Mais pour l’accusation, quelques jours après la mort de Richard Casanova, Jean-Luc Germani et ses complices mettent en place un réseau de téléphones occultes (TOC), qui sera « percé » grâce à un coup de chance des enquêteurs. Au domicile de Jean-Luc Codaccioni, tout à la fois éleveur de vaches percevant 20 000 euros de subventions par an et chef de la sécurité du PMU au Gabon, un numéro de téléphone a permis d’en découvrir d’autres fonctionnant en cercle fermé.

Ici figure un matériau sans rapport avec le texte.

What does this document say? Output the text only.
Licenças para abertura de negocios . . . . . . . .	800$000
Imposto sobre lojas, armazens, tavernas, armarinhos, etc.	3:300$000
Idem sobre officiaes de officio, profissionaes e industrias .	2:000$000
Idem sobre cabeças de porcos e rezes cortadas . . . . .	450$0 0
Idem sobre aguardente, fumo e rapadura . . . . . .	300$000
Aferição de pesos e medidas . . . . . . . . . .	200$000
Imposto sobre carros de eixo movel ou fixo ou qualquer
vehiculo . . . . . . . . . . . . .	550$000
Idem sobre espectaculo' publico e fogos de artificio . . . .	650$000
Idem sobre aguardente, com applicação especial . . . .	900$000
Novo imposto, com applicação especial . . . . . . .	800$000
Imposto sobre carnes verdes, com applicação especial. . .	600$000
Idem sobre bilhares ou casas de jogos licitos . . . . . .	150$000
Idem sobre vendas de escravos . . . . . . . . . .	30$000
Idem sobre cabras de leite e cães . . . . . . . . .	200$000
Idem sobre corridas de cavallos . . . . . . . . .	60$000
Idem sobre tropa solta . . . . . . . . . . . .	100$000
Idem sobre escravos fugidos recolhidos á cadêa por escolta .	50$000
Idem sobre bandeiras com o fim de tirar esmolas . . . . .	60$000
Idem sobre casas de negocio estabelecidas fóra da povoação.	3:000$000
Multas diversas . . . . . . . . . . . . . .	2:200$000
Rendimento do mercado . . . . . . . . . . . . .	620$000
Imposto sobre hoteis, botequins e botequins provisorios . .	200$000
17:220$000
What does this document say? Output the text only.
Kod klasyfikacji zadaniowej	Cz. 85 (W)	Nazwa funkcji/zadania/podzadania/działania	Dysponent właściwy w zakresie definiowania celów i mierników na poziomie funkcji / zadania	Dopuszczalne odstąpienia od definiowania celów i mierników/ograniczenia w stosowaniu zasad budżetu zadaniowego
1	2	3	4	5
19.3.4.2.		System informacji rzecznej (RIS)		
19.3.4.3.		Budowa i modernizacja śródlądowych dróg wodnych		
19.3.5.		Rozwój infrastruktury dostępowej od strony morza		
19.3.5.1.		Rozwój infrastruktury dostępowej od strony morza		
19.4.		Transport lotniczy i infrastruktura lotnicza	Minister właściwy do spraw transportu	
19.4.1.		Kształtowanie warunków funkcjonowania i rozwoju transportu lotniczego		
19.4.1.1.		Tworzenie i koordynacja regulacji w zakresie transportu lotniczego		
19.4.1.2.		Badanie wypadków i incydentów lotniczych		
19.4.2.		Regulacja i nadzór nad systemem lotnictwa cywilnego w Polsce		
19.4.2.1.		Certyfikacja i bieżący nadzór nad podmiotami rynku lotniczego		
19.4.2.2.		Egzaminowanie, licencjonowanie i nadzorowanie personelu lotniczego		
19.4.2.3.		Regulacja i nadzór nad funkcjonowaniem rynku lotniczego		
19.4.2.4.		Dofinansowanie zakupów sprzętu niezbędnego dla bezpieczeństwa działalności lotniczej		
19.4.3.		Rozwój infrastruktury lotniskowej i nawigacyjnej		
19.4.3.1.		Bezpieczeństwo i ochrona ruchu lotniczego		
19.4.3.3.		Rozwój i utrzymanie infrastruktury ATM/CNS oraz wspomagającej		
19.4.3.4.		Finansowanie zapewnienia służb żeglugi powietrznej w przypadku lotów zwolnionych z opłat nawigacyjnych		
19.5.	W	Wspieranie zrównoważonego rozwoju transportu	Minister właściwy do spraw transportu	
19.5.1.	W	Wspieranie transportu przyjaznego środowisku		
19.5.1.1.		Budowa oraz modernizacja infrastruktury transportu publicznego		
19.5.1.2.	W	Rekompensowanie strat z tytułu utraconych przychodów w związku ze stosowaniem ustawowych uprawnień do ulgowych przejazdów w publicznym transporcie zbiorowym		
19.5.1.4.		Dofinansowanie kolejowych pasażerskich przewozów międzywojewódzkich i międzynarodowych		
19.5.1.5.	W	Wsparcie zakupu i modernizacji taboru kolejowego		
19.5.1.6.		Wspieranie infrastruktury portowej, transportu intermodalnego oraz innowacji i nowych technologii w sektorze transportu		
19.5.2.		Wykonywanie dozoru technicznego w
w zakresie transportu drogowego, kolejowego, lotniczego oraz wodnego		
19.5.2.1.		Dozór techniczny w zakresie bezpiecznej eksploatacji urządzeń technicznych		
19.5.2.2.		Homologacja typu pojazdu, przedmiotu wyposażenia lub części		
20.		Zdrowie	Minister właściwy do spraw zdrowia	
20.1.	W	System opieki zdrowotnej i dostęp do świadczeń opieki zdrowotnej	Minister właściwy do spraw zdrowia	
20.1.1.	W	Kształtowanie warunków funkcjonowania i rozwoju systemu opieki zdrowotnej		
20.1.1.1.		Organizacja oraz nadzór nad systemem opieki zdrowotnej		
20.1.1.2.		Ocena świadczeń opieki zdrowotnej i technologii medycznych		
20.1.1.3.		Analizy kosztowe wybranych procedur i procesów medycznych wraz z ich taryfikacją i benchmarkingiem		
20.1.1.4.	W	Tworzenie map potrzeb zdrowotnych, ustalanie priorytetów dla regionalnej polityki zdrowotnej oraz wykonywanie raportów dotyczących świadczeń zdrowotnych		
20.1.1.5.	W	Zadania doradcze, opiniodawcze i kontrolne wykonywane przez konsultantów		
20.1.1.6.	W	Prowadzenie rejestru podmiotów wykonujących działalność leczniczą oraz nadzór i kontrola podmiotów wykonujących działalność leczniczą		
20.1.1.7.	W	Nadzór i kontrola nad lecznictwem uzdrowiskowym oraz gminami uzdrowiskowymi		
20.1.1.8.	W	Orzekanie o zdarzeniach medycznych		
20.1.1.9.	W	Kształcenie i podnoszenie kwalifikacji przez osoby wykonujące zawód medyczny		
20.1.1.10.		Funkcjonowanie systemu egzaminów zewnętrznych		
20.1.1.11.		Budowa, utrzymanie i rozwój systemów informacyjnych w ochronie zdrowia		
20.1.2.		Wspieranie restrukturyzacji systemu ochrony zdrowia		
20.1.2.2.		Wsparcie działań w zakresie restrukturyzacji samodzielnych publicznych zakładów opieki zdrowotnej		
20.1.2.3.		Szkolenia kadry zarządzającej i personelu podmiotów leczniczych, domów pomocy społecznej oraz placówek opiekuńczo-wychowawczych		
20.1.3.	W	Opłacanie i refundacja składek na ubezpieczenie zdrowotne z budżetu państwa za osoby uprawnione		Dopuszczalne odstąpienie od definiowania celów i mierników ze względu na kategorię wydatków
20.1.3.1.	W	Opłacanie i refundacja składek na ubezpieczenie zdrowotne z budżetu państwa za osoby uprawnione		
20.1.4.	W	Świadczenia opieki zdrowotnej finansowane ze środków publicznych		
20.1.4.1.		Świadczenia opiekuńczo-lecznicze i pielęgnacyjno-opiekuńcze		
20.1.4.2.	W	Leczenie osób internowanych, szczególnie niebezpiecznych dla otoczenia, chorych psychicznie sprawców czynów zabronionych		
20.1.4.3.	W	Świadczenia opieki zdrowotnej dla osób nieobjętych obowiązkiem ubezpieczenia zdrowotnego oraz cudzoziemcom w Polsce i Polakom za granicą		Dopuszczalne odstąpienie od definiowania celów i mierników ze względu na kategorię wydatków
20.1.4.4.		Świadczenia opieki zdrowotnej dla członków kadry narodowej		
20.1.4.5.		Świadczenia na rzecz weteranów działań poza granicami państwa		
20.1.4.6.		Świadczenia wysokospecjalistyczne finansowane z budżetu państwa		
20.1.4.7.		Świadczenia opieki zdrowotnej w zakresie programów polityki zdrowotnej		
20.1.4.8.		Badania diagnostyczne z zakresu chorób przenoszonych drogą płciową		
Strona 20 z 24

La comparaison des « déplacements » des TOC avec ceux des lignes officielles démasquerait Germani mais également, son double, Stéphane Luciani, Frédéric Federici, le frère d’Ange Toussaint Federici, chef de file du gang dit des bergers-braqueurs de Venzolasca, ou encore Antoine Quilichini qui n’apprécie guère que le président souligne son sobriquet de « Tony le boucher ».

Autant d’hommes qui assurent ne pas bien se connaître, mais quatre seront condamnés ensemble pour un coup de force mené, en 2011, au cercle de jeux parisien Le Wagram afin d’en prendre la direction et d’en récupérer les juteuses recettes ayant permis d’octroyer chaque mois 30 000 à 40 000 euros de dividendes aux neuf « actionnaires » de la Brise de Mer.

Le tribunal s’est appesanti sur l’examen de cette téléphonie camouflée alors que tous les prévenus affirment n’avoir jamais possédé de TOC. Ce réseau de téléphones avait cessé de fonctionner quelques jours avant ou aussitôt après la mort de Jean-Claude Colonna.

« C’est que du fantasme ! »

Jean-Luc Germani explique s’être installé dans la clandestinité « parce qu’en Corse, la rumeur courait que c’était cette ordure de Francis Mariani [autre dignitaire de la Brise de Mer] qui avait tué mon beau-frère. Très connu chez nous, il faisait peur ». Son défenseur en prend pour preuve qu’un groupe de personnes liées à la Brise a été mis en examen pour une association de malfaiteurs en vue d’assassiner Jean-Luc Germani. Ce n’est pourtant qu’en 2010 que Claude Chossat, un lieutenant de Francis Mariani, désignera son patron – tué en 2009 – comme l’assassin de Richard Casanova. Amène, souriant, Jean-Luc Germani prend un tout autre ton lorsqu’il lâche : « Si j’avais rencontré M. Mariani, plutôt que de faire le veau, j’aurais fait le boucher. »

Rompant l’omerta, Claude Chossat avait aussi évoqué la présence de deux Mégane dont les occupants se livraient, début juin 2008, à des repérages sur les lieux où Jean-Claude Colonna allait être tué. Des véhicules loués dans un garage de Salon-de-Provence (Bouches-du-Rhône) où Jean-Luc Germani avait ses habitudes. Celui-ci balaie d’un revers de main : « C’est que du fantasme ! » Les enquêteurs assurent avoir étayé ces accusations par un examen du bornage des téléphones TOC.

Richard Casanova entretenait un lien quasi filial avec Michel Tomi, qui a fait fortune dans les jeux en Afrique. Le PMU Cameroun avait réglé les véhicules de location de Jean-Luc Germani et Jean-Luc Codaccioni, aussitôt après la mort de Casanova, autre marque d’une entrée dans la clandestinité. Ces mesures de protection auraient bien pu être décidées lors d’une réunion avec Michel Tomi en mai 2008 à Paris. Une réunion que contestent les prévenus. S’ils n’y étaient pas, les téléphones TOC que la police leur attribue, semble bien, eux, y avoir été.